Sigismund

1361-1437. Holy Roman Emperor. Second son of Emperor Charles IV, Sigismund inherited the mark of Brandenburg on his father's death in 1378. For six years thereafter he studied at the Hungarian court. In 1385 he married Maria, daughter of King Louis of Hungary and Poland, and in 1387 he succeeded his father-in-law as king of Hungary. Domestic Hungarian problems, Turkish attacks, and intrigues in his bid for succession in Germany and Bohemia weakened his rule. In 1410 he was elected German king, or “king of the Romans.” Solution of the Great Schism being in the best imperial interest, he pressured John XXIII* to convoke the Council of Constance* (1414-18), and his international travels and appeals during the sessions were instrumental in restoring a unified papacy.
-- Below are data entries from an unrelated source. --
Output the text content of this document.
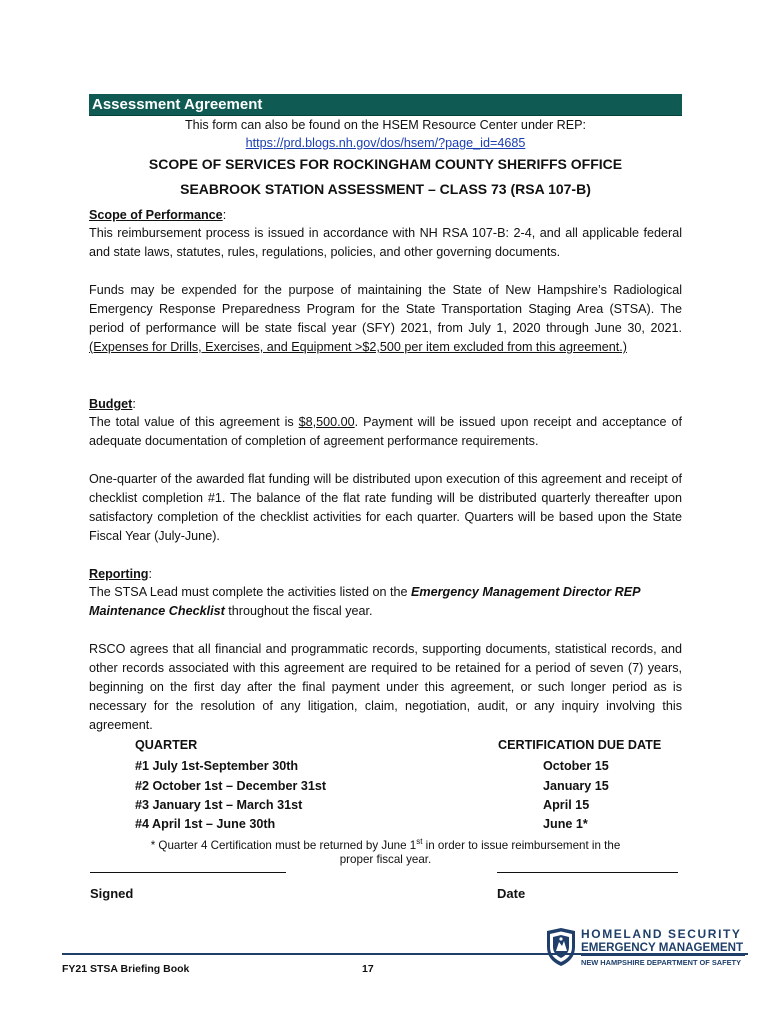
Assessment Agreement
This form can also be found on the HSEM Resource Center under REP:
https://prd.blogs.nh.gov/dos/hsem/?page_id=4685
SCOPE OF SERVICES FOR ROCKINGHAM COUNTY SHERIFFS OFFICE
SEABROOK STATION ASSESSMENT – CLASS 73 (RSA 107-B)
Scope of Performance:
This reimbursement process is issued in accordance with NH RSA 107-B: 2-4, and all applicable federal and state laws, statutes, rules, regulations, policies, and other governing documents.
Funds may be expended for the purpose of maintaining the State of New Hampshire’s Radiological Emergency Response Preparedness Program for the State Transportation Staging Area (STSA). The period of performance will be state fiscal year (SFY) 2021, from July 1, 2020 through June 30, 2021. (Expenses for Drills, Exercises, and Equipment >$2,500 per item excluded from this agreement.)
Budget:
The total value of this agreement is $8,500.00. Payment will be issued upon receipt and acceptance of adequate documentation of completion of agreement performance requirements.
One-quarter of the awarded flat funding will be distributed upon execution of this agreement and receipt of checklist completion #1. The balance of the flat rate funding will be distributed quarterly thereafter upon satisfactory completion of the checklist activities for each quarter. Quarters will be based upon the State Fiscal Year (July-June).
Reporting:
The STSA Lead must complete the activities listed on the Emergency Management Director REP Maintenance Checklist throughout the fiscal year.
RSCO agrees that all financial and programmatic records, supporting documents, statistical records, and other records associated with this agreement are required to be retained for a period of seven (7) years, beginning on the first day after the final payment under this agreement, or such longer period as is necessary for the resolution of any litigation, claim, negotiation, audit, or any inquiry involving this agreement.
QUARTER	CERTIFICATION DUE DATE
#1 July 1st-September 30th	October 15
#2 October 1st – December 31st	January 15
#3 January 1st – March 31st	April 15
#4 April 1st – June 30th	June 1*
* Quarter 4 Certification must be returned by June 1st in order to issue reimbursement in the
proper fiscal year.
Signed	Date
HOMELAND SECURITY
EMERGENCY MANAGEMENT
NEW HAMPSHIRE DEPARTMENT OF SAFETY
FY21 STSA Briefing Book	17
He guaranteed John Hus* safe passage to the council, where the Reformer was martyred. The Hussite Wars in Bohemia (c.1420-36) erupted after Sigismund succeeded Wenceslas as king of Bohemia in 1419 and pledged to prosecute heresy. Vexed by yet another Ottoman advance on Hungary, Sigismund was unable to consolidate his power in Germany. Although Pope Eugene IV crowned him Holy Roman Emperor in 1433, Sigismund died without having achieved his goal of unifying Christendom against Islamic advance.